Изменить стиль страницы

ГЛАВА ВТОРАЯ

1

«Ленинские искры», «Искорки», уже мелькнули в моей повести, и мне остается объяснить, как они возникли в моей жизни, навсегда определив ее движение, ее вектор, который, напомню подзабывшим геометрию, «есть прямолинейный отрезок с приданным ему направлением». Не знаю, чем уж привлекло меня это замысловатое сравнение — вектор жизни, — понимаю, что рискованно жизнь с ее непредвиденными зигзагами уподоблять математической прямолинейности, но вот засела во мне такая случайно пришедшая в голову формулировка, и отделаться от нее, заменить другой, поточнее, не могу. Это тем более удивительно, что ссылаюсь я на математику, предмет, по которому у школьных учителей числился в безнадежных тупицах.

Школа…

Я учился в 15-й «единой, трудовой», бывшем Тенишевском реальном училище, основанном в 1896 году известными петербургскими меценатами князем Тенишевым и его супругой.

Я еще не раз возвращусь на этих страницах в свою школу, а пока заглянем в Тенишевку начала века с помощью одного из первых ее выпускников поэта Осипа Мандельштама, хотя его свидетельство весьма субъективно в деталях.

«…Воспитывались мы в высоких стеклянных ящиках, с нагретыми паровым отоплением подоконниками, в просторнейших классах на двадцать пять человек и отнюдь не в коридорах, а в высоких паркетных манежах, где стояли косые столбы солнечной пыли и попахивало газом из физических лабораторий. Наглядные методы заключались в жестокой и ненужной вивисекции, выкачивании воздуха из стеклянного колпака, чтобы задохнулась на спинке бедная мышь, в мучении лягушек, в научном кипячении воды, с описанием этого процесса и в плавке стеклянных палочек на газовых горелках.

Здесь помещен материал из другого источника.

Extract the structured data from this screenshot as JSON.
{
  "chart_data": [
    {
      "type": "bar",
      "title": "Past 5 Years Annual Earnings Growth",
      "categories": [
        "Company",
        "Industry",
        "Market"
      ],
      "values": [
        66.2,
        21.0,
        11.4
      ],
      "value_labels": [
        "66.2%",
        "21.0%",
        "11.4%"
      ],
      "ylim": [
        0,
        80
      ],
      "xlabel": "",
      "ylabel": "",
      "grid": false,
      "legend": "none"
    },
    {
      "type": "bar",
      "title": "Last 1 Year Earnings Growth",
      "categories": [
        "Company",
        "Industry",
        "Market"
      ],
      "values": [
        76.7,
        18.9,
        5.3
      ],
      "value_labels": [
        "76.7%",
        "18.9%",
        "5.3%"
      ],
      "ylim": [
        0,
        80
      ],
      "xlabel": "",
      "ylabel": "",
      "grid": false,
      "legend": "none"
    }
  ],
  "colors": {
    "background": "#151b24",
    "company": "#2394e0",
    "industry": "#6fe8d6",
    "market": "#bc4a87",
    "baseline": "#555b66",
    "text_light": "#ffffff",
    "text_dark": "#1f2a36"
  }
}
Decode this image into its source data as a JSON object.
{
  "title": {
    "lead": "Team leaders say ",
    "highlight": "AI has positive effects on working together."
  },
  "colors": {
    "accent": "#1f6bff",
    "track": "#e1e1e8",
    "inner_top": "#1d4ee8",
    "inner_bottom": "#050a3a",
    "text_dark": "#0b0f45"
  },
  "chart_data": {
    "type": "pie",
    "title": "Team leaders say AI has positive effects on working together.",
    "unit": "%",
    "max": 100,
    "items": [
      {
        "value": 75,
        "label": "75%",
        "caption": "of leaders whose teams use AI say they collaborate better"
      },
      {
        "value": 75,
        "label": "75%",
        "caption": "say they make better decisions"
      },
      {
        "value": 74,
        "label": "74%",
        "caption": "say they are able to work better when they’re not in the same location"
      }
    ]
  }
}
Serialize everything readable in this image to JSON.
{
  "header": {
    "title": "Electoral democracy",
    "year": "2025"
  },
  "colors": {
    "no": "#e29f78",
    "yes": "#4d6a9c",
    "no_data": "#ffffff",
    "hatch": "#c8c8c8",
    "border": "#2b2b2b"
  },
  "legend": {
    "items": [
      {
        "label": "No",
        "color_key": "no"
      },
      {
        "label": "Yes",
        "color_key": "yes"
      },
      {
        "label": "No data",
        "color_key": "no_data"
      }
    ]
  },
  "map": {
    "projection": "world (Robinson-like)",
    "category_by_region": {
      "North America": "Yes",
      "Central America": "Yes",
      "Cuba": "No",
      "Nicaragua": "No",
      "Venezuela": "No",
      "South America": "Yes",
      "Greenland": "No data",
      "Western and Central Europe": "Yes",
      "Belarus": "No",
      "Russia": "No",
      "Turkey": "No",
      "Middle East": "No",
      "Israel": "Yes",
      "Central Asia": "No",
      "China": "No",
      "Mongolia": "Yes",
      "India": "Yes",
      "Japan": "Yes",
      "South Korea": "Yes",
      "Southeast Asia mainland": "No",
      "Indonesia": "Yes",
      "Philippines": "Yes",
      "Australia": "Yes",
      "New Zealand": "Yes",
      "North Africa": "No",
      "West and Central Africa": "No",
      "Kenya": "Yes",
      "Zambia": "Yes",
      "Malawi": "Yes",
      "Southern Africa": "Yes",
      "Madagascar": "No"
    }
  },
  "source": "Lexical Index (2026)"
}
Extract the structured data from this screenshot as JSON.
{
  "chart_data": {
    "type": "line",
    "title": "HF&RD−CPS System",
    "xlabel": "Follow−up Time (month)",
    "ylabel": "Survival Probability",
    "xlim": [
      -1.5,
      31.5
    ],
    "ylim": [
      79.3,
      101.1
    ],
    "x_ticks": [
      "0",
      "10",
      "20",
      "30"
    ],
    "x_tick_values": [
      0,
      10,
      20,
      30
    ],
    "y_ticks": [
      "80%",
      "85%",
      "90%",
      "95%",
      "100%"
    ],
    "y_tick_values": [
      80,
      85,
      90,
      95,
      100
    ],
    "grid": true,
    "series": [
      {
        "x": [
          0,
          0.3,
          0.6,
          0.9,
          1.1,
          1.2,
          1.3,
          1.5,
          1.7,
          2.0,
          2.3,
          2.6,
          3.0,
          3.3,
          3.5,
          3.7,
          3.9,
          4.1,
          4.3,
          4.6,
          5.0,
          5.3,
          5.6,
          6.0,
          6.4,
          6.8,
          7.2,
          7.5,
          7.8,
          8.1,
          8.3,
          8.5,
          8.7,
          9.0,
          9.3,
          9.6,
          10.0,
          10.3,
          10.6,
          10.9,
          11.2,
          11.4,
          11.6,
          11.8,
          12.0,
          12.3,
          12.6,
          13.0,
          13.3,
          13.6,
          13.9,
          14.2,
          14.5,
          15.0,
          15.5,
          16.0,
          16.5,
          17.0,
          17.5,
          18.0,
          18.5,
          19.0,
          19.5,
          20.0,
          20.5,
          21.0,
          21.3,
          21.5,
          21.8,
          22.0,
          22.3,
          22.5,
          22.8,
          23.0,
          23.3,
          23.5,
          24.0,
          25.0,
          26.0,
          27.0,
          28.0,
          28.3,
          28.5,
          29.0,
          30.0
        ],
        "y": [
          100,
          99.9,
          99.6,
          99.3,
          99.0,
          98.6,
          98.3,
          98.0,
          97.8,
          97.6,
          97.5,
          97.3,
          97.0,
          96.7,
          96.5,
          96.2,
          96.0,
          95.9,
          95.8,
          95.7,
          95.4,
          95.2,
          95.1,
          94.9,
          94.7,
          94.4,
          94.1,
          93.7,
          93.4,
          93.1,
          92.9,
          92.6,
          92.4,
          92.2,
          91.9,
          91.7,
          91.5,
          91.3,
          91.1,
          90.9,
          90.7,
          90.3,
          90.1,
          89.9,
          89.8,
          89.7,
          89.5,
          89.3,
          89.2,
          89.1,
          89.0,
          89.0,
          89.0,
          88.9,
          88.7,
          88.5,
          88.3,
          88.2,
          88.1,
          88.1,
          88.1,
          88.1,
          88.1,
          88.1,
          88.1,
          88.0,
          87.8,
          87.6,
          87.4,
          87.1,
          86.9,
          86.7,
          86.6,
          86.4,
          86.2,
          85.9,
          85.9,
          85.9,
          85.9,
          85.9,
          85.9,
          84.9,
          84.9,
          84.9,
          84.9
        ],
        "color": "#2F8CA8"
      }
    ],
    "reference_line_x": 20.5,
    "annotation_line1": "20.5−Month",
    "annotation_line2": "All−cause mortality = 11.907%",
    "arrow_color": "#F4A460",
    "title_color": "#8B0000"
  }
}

От тяжелого, приторного запаха в лабораториях болела голова, но настоящим адом для большинства неловких, не слишком здоровых и нервических детей был ручной труд. К концу дня, отяжелев от уроков, насыщенных разговорами и демонстрациями, мы задыхались среди стружек и опилок, не умея перепилить доску. Пила завертывалась, рубанок кривил, стамеска ударяла по пальцам: ничего не выходило. Инструктор возился с двумя-тремя ловкими мальчиками, остальные проклинали ручной труд…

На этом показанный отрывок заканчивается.